Und genau solche vertraglichen Regelungen verweigert das RP Darmstadt dem HKV. Als Argument für die ablehnende Haltung nennt das RP Darmstadt: "Selbst vorbildlich agierende Kanuten können in den sensiblen Gewässerlebensräumen der Nidda allein durch ihre Anwesenheit unbeabsichtigte Beeinträchtigungen auslösen. Da es in den Renaturierungsabschnitten notwendig ist, die Lebensräume störanfälliger Tierarten auch vor geringfügig erscheinenden Belastungen zu schützen, kommt nur eine Sperrung für alle Gruppen von Bootfahrern in Betracht."

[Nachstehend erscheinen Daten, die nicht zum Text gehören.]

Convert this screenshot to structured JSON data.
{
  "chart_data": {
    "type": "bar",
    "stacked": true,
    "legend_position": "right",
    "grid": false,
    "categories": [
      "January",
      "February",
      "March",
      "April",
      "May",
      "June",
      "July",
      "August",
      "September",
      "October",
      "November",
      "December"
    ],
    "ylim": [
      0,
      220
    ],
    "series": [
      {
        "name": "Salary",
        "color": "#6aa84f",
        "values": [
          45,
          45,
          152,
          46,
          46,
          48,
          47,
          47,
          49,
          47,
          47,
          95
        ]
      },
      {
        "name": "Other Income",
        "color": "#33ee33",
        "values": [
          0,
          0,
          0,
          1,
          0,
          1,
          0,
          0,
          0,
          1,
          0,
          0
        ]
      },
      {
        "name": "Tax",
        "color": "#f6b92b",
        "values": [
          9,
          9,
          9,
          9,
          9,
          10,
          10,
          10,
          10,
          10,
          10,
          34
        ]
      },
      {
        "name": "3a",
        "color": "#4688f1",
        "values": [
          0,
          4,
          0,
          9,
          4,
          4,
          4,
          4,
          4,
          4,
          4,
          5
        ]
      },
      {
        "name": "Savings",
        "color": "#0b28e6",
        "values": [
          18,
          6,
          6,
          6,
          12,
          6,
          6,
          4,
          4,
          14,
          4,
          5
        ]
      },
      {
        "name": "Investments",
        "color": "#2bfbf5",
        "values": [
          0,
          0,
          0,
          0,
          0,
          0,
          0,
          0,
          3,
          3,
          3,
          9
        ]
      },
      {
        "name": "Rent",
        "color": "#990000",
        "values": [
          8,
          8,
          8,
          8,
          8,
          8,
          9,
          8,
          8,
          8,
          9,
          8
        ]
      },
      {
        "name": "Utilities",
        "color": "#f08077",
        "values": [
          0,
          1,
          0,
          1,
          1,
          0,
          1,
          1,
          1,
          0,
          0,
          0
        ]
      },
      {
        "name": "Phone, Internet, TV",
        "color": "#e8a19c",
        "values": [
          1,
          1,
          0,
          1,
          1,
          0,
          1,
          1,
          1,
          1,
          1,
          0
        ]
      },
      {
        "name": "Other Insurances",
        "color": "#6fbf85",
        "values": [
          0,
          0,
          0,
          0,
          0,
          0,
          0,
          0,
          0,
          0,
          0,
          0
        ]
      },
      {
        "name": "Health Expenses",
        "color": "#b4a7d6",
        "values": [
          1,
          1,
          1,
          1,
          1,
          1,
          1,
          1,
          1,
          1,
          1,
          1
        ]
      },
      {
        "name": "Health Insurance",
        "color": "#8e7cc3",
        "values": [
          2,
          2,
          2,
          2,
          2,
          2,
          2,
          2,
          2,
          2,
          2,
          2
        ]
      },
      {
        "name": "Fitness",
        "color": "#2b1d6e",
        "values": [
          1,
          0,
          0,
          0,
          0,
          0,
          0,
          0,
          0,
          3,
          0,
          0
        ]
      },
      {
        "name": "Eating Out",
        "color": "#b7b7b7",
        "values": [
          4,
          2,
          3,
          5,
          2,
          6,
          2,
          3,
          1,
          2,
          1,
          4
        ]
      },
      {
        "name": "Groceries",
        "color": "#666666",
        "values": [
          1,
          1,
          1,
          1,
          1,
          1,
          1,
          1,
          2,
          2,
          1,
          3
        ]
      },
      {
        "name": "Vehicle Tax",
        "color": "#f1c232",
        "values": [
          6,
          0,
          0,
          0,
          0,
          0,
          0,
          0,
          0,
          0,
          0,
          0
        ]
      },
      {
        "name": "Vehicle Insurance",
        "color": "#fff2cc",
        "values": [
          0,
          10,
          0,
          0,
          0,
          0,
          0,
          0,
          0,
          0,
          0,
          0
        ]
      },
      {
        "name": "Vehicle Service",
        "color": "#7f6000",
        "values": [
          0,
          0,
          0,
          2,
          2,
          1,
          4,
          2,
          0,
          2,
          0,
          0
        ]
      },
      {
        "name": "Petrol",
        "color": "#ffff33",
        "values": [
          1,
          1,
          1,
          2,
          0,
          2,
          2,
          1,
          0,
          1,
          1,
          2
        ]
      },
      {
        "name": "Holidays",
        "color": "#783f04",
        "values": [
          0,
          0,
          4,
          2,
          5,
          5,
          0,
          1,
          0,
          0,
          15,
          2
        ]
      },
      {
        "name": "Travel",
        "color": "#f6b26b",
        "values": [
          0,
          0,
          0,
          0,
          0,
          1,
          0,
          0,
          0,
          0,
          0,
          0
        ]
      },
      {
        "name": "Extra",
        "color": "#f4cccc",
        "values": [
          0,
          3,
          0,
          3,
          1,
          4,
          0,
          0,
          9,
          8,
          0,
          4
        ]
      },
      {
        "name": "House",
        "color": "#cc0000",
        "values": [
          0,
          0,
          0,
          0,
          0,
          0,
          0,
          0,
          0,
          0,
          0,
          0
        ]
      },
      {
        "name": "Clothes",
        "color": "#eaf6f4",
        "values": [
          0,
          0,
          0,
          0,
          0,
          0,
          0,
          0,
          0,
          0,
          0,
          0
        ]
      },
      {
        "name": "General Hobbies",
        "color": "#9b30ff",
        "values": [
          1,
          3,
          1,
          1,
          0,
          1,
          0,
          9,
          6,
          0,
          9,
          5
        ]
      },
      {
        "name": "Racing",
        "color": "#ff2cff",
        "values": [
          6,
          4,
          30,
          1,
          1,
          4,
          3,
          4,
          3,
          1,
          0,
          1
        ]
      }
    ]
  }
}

Es bleibt unergründlich, warum den Anglern eine Ausnahmegenehmigung erteilt wird, gleichzeitig den Kanuten eine solche Regelung und auch Gespräche darüber verwehrt bleiben.
 
Gegen die Entscheidung des VG Gießen legte der HKV fristgerecht Berufung vor dem Hessischen Verwaltungsgerichtshof in Kassel ein. Von dieser Stelle wurde die Möglichkeit eines Gütetermins vorgeschlagen, den der HKV gerne angenommen hat. In der nun vorliegenden Antwort des RP Darmstadt heißt es: "Dem Vorschlag einer Übertragung der Sache auf einen Güterichter wird damit seitens des Beklagten widersprochen."
 
Mittlerweile ist das Nachanhörungsverfahren zur Novellierung der Verordnung zum Landschaftsschutzgebiet "Auenverbund Wetterau" abgeschlossen. Der HKV hat in seiner Stellungnahme zu dem zukünftig dauerhaften siebenmonatigen Befahrungsverbot nochmals auf die Bedeutung dieses zusammenhängenden Fließgewässers für die Kanu-Vereine im Bezirk Main und deren Jugend-, Ausbildungs- und Ökologie-Arbeit hingewiesen sowie zahlreiche, in anderen Bundesländern erfolgreich angewandte Maßnahmen zur Befahrungsregelung genannt. Leider blieb das RP Darmstadt bis heute eine Antwort schuldig.
 
Es ist für einen ehrenamtlich geführten Spitzensportverband nur schwer nachvollziehbar, dass eine Behörde wie das RP Darmstadt den Verfassungsrang "Naturschutz" höher einstuft als den gleich gestellten Verfassungsrang "Sport" - genau die gleiche Behörde, die einem Unternehmen erlaubt, streng geschützten Bannwald für die Ausweitung seines Betriebsgeländes zu roden.
 
Ganz unverständlich ist auch die Haltung des Hessischen Umweltministeriums, das die zeitweise Sperrung der renaturierten Abschnitte der Nidda für den Kanusport durch das RP Darmstadt unterstützt und in einer Stellungnahme verlauten lässt: "Ich sehe daher keine Veranlassung, diesbezüglich den Dialog mit dem Kanuverband aufzunehmen." - eben dieses Umweltministerium erlaubt einem Unternehmen bis ins Jahr 2075 die Einleitung von ungeklärter Salzlauge in ein Fließgewässer (wohl wissend, dass diese Erlaubnis im krassen Gegensatz zu den Zielen der Europäischen Wasserrahmenrichtlinie steht).
 
Der Hessische Kanu-Verband bedauert diese Entwicklung sehr und hofft dennoch eine einvernehmlichen Lösung im Sinne des organisierten Sports zu finden. Die Sprachlosigkeit von RP Darmstadt und Umweltministerium sollte auf jeden Fall schnellstmöglich überwunden werden.